Anthony Vidler, em seu artigo intitulado “The Explosion of Space: Architecture and the Filmic Imaginary”, nota que para Le Corbusier a Acrópole permite o retorno aos aspectos “originais corpóreos e sensitivos”[13] da planta, além de expressar a flexibilidade do planejamento “axial” dos gregos no qual a assimetria em planta é apropriada por enquadramentos de perspectiva do observador no solo. Fica, portanto, bastante evidente a relação que há entre a Acrópole grega e alguns projetos da arquitetura moderna e contemporânea – no caso Villa Savoye, mas também poderia ser a Maison La Roche-Jeanneret, do próprio Le Corbusier, o edifício da Faculdade de História de Cambridge, de James Stirling, o Museu Guggenheim de Nova Iorque, de Frank Lloyd Wright, o Museu de Arte Moderna de Niterói, de Oscar Niemeyer, a proposta de Rem Koolhaas para a Très Grande Bibliothèque em Paris, para citar apenas alguns exemplos – que são apreendidos pouco a pouco através de eventos que se revelam e narrativas que se constroem com o movimento no espaço-tempo.

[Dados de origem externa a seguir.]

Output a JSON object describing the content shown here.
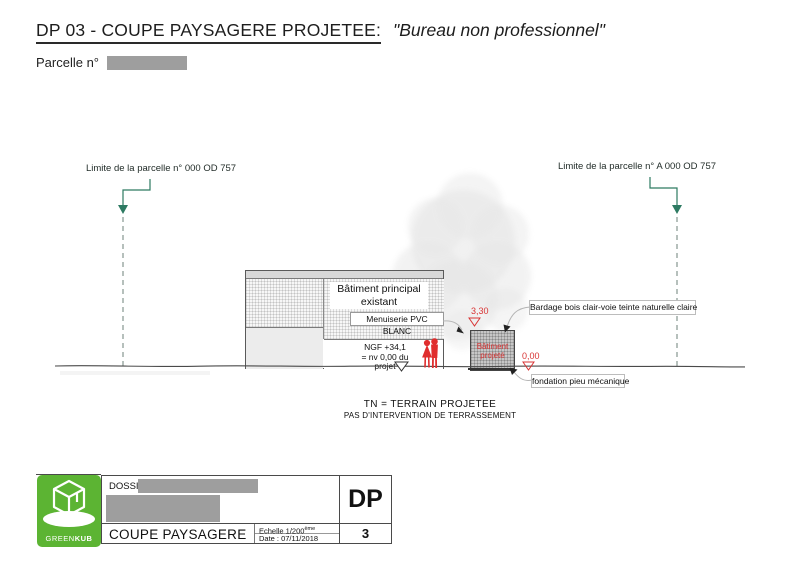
{
  "header": {
    "title_main": "DP 03 - COUPE PAYSAGERE PROJETEE:",
    "title_sub": "\"Bureau non professionnel\"",
    "parcel_label": "Parcelle n°"
  },
  "drawing": {
    "limit_left": "Limite de la parcelle n° 000 OD 757",
    "limit_right": "Limite de la parcelle n° A 000 OD 757",
    "existing_building": {
      "label_line1": "Bâtiment principal",
      "label_line2": "existant",
      "menuiserie": "Menuiserie PVC BLANC",
      "ngf_line1": "NGF +34,1",
      "ngf_line2": "= nv 0,00 du projet"
    },
    "projected_building": {
      "label_line1": "Bâtiment",
      "label_line2": "projeté",
      "level_top": "3,30",
      "level_ground": "0,00"
    },
    "bardage_label": "Bardage bois clair-voie teinte naturelle claire",
    "fondation_label": "fondation pieu mécanique",
    "tn_line1": "TN = TERRAIN PROJETEE",
    "tn_line2": "PAS D'INTERVENTION DE TERRASSEMENT"
  },
  "titleblock": {
    "dossier_label": "DOSSIER  M.",
    "drawing_title": "COUPE PAYSAGERE",
    "scale_prefix": "Echelle 1/200",
    "scale_sup": "ème",
    "date": "Date : 07/11/2018",
    "doc_type": "DP",
    "sheet_number": "3",
    "logo_text_light": "GREEN",
    "logo_text_bold": "KUB"
  },
  "colors": {
    "accent_green": "#5cb433",
    "marker_red": "#d83434",
    "arrow_teal": "#2d7a62",
    "redaction_gray": "#9e9e9e"
  }
}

Em termos bastante claros, a promenade architecturale tem início ao se adentrar no edifício ou conjunto em questão, onde é reconhecida como um “itinerário” a ser seguido que expõe e revela a variedade arquitetônica aparentemente infinita do elemento ou conjunto edificado. Em uma definição menos rígida, podemos pensar a promenade como uma manifestação sinergética de uma experiência espacial dinâmica cujo efeito total é maior que a soma dos efeitos das partes isoladas do edifício ou conjunto, como por exemplo a rampa ou o “rigoroso esquema de pilares e vigas”.

Duas passagens de Choisy podem servir de base para esta definição. Quando o historiador diz que “é para o instante em que cruzamos a portada externa que todas as inclinações de eixos são calculadas no conjunto dos Propileus. Do mesmo modo, é da portada dos Propileus que a Acrópole deve aparecer sob seu mais magnífico aspecto”[14], e também quando afirma que “a aparente assimetria desta nova Acrópole [do século V a.C.] é apenas um meio de contribuir com o aspecto pitoresco deste grupo de edifícios [de épocas anteriores ao século V a.C.], que foram definidos com mais arte que quaisquer outros... [Isto] se torna claro a partir da série e panoramas que se desdobra diante dos visitantes da Acrópole do quinto século a.C.”[15]

Ambas as falas do historiador, citadas por Eisenstein, reforçam a ideia de uma Acrópole concebida segundo os mesmos princípios que tantos séculos mais tarde viriam a nortear alguns dos projetos de Le Corbuiser e outros arquitetos modernos e contemporâneos: a noção de uma arquitetura pensada para ser apreendida sequencialmente através de eventos que se desenrolam gradualmente no tempo.

Em algum nível, poderia ser dito, com maior ou menor intensidade, toda forma de arquitetura está sujeita ao tempo e seus desdobramentos. O espaço, amplamente compreendido em suas três dimensões básicas, nunca ocupou desacompanhado a essência da arquitetura; por mais que a organização espacial possa ser entendida com mais primordial função desta, já desde o nomadismo, antes do ser humano estabelecer-se definitivamente em um determinado sítio, era o tempo que regia as ações do homem sobre o espaço natural. “O tempo cíclico”, escreve Guy Debord, “é já dominante na experiência dos povos nômades, porque são as mesmas condições que se reencontram perante eles a cada momento da sua passagem [...].”[16]

Embora a noção de tempo de Debord para falar da experiência dos povos nômades seja bastante diferente da ideia de tempo que envolve o conceito da promenade architecturale de Le Corbusier, a essência de ambos os tempos é a mesma, o que muda são suas escalas. Tempo, espaço e arquitetura, então, desde muito cedo andam juntos, tendo tecido relações que deram origem, entre outras coisas, ao conceito de promenade e de montagem sequencial, desenvolvido por Sergei Eisenstein.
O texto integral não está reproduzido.